Seis mulheres da ilha Terceira reuniram em menos de 24 horas uma base de dados com oferta de alojamento para cem pessoas que saiam de São Jorge por causa da crise sísmica em curso.

Sofia Ferreira, que vive na Praia da Vitória, na Terceira, Açores, disse hoje à Lusa que criou com outras cinco voluntárias na quinta-feira o grupo "Acolhimento na Terceira - Evacuação S. Jorge" na rede social Facebook, que em "menos de 24 horas" já tem 1.800 membros e oferta de alojamento para cerca de cem pessoas.
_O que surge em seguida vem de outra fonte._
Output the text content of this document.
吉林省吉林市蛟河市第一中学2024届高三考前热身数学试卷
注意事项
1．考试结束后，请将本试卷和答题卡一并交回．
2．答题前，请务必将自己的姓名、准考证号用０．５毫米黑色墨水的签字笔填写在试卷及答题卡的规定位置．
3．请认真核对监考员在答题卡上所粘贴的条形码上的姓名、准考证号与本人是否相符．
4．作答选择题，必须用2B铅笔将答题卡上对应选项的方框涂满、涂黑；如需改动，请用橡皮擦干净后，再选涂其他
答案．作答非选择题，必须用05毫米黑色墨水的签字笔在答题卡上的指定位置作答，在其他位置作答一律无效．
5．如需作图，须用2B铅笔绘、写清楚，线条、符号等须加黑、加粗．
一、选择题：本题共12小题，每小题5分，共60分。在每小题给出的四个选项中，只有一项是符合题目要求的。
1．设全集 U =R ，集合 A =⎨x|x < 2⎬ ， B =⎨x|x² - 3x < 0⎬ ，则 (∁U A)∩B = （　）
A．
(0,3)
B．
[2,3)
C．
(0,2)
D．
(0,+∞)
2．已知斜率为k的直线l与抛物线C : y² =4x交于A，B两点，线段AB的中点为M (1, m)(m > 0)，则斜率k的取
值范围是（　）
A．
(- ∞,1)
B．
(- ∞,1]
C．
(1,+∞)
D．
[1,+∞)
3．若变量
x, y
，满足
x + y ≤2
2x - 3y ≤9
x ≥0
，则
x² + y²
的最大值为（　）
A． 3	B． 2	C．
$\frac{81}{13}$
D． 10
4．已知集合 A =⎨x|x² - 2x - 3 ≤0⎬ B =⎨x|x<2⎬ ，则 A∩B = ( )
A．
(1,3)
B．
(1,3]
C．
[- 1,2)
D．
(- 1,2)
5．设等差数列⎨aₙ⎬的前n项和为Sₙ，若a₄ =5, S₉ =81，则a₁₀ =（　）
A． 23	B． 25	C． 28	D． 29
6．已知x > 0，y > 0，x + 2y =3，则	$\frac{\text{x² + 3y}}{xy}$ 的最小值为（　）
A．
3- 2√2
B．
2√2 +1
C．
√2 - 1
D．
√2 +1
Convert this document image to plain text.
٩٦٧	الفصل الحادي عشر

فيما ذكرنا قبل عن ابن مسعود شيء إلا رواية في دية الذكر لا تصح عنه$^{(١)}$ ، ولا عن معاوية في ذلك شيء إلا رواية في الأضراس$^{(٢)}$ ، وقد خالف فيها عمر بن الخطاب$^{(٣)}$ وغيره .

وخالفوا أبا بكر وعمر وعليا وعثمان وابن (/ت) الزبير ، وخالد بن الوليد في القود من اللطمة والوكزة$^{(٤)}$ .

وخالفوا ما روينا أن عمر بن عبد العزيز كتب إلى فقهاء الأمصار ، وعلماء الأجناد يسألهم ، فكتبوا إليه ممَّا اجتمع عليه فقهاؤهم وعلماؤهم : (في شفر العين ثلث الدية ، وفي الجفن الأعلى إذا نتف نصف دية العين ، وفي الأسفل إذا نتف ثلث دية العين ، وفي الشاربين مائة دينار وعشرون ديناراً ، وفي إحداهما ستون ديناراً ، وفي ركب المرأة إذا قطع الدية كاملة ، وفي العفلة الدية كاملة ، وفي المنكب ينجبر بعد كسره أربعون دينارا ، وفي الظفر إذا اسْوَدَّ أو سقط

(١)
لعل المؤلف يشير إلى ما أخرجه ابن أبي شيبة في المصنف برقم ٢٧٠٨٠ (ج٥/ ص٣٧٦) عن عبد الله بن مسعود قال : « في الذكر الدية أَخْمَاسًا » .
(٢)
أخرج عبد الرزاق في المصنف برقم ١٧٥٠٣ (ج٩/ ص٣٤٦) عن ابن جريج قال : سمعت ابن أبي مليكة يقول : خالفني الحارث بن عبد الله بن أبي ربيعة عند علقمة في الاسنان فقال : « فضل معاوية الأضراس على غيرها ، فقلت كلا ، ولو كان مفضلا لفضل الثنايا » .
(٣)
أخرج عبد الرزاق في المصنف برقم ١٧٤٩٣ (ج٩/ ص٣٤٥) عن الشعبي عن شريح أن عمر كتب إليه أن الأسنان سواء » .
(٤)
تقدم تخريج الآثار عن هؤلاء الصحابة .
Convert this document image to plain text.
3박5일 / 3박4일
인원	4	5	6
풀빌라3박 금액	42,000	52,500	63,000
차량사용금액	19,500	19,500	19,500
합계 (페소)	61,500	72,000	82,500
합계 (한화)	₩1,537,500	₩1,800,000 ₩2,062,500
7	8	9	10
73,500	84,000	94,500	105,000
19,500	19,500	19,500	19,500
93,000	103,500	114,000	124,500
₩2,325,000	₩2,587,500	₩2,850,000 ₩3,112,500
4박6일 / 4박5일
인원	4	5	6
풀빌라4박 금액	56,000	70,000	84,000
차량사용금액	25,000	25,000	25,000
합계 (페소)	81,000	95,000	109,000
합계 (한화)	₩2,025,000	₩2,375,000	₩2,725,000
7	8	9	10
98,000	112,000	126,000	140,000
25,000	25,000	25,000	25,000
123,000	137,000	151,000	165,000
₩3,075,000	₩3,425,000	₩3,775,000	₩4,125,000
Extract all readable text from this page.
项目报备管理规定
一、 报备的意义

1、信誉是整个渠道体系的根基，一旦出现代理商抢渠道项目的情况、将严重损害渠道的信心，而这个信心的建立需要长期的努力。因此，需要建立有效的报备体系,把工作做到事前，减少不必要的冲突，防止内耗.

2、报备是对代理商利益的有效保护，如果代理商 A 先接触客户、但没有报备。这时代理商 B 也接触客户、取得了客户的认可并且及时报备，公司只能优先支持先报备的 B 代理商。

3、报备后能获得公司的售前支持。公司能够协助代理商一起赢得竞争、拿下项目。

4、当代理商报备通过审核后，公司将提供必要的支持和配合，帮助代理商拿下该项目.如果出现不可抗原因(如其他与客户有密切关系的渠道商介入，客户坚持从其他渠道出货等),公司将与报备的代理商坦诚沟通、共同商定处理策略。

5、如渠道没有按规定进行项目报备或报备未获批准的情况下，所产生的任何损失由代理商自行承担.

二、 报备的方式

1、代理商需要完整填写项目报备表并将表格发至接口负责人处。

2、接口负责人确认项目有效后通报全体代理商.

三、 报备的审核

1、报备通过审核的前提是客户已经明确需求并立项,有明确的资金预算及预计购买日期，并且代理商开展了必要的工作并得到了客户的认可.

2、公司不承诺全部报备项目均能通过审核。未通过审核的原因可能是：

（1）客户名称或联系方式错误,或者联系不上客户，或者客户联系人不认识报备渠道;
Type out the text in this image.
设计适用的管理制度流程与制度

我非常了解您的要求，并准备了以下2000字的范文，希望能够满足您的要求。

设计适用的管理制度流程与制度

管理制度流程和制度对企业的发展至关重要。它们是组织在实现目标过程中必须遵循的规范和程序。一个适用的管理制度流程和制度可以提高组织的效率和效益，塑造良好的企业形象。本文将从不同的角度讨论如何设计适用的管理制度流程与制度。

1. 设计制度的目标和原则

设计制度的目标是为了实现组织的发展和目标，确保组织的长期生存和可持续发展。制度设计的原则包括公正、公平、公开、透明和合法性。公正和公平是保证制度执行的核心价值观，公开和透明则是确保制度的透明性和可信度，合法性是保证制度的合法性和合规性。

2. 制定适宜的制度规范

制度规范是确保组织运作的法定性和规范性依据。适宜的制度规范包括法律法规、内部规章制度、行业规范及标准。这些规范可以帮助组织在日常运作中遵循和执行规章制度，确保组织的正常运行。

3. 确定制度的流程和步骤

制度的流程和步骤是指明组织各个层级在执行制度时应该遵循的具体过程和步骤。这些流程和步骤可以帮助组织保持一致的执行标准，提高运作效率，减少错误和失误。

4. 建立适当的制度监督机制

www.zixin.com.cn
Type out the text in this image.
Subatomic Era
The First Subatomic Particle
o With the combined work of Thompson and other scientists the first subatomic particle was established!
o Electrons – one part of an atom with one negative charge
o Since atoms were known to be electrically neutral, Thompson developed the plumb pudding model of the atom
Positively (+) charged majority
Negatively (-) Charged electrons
As ofertas, que podem ser registadas por quem as faz num formulário disponibilizado na página do grupo no Facebook, foram organizadas numa base de dados e, nestas 24 horas, já foram alojadas duas pessoas e o grupo já recebeu mais quatro pedidos de apoio.

Para além do alojamento, o grupo reuniu ofertas de transporte do aeroporto da Terceira para quem chega de São Jorge e está a preparar o envio de transportadoras de animais domésticos para quem quer sair da ilha afetada pela crise sísmica "e não consegue por não ter onde levar os animais", disse Sofia Ferreira.

O grupo está hoje a fazer contactos para divulgar a oferta de alojamento que há na Terceira, disse Sofia Ferreira, que deu como exemplo os contactos que fez para as duas câmaras municipais de São Jorge (Velas e Calheta).

"Vendo que havia interessados em oferecer as suas casas para acolher pessoas, e tendo eu alguma prática em criar bases de dados, formulários, decidi ajudar e criei o grupo para tentar reunir a informação, para não estar dispersa por pessoas particulares e grupos", afirmou.

"Estamos a fazer a ponte entre as pessoas que chegam ou vão chegar e precisam de um sítio para ficar com as pessoas que ofereceram o alojamento a título de gratuito", acrescentou, congratulando-se com a "grande adesão na ilha Terceira de pessoas a oferecerem de forma gratuita quer quartos, quer moradias".

Segundo Sofia Ferreira, as pessoas que têm contactado o grupo "estão um bocadinho às aranhas, sabem que têm de sair de casa, mas não lhes dão propriamente soluções de para onde é que se devem dirigir para procurar alojamento".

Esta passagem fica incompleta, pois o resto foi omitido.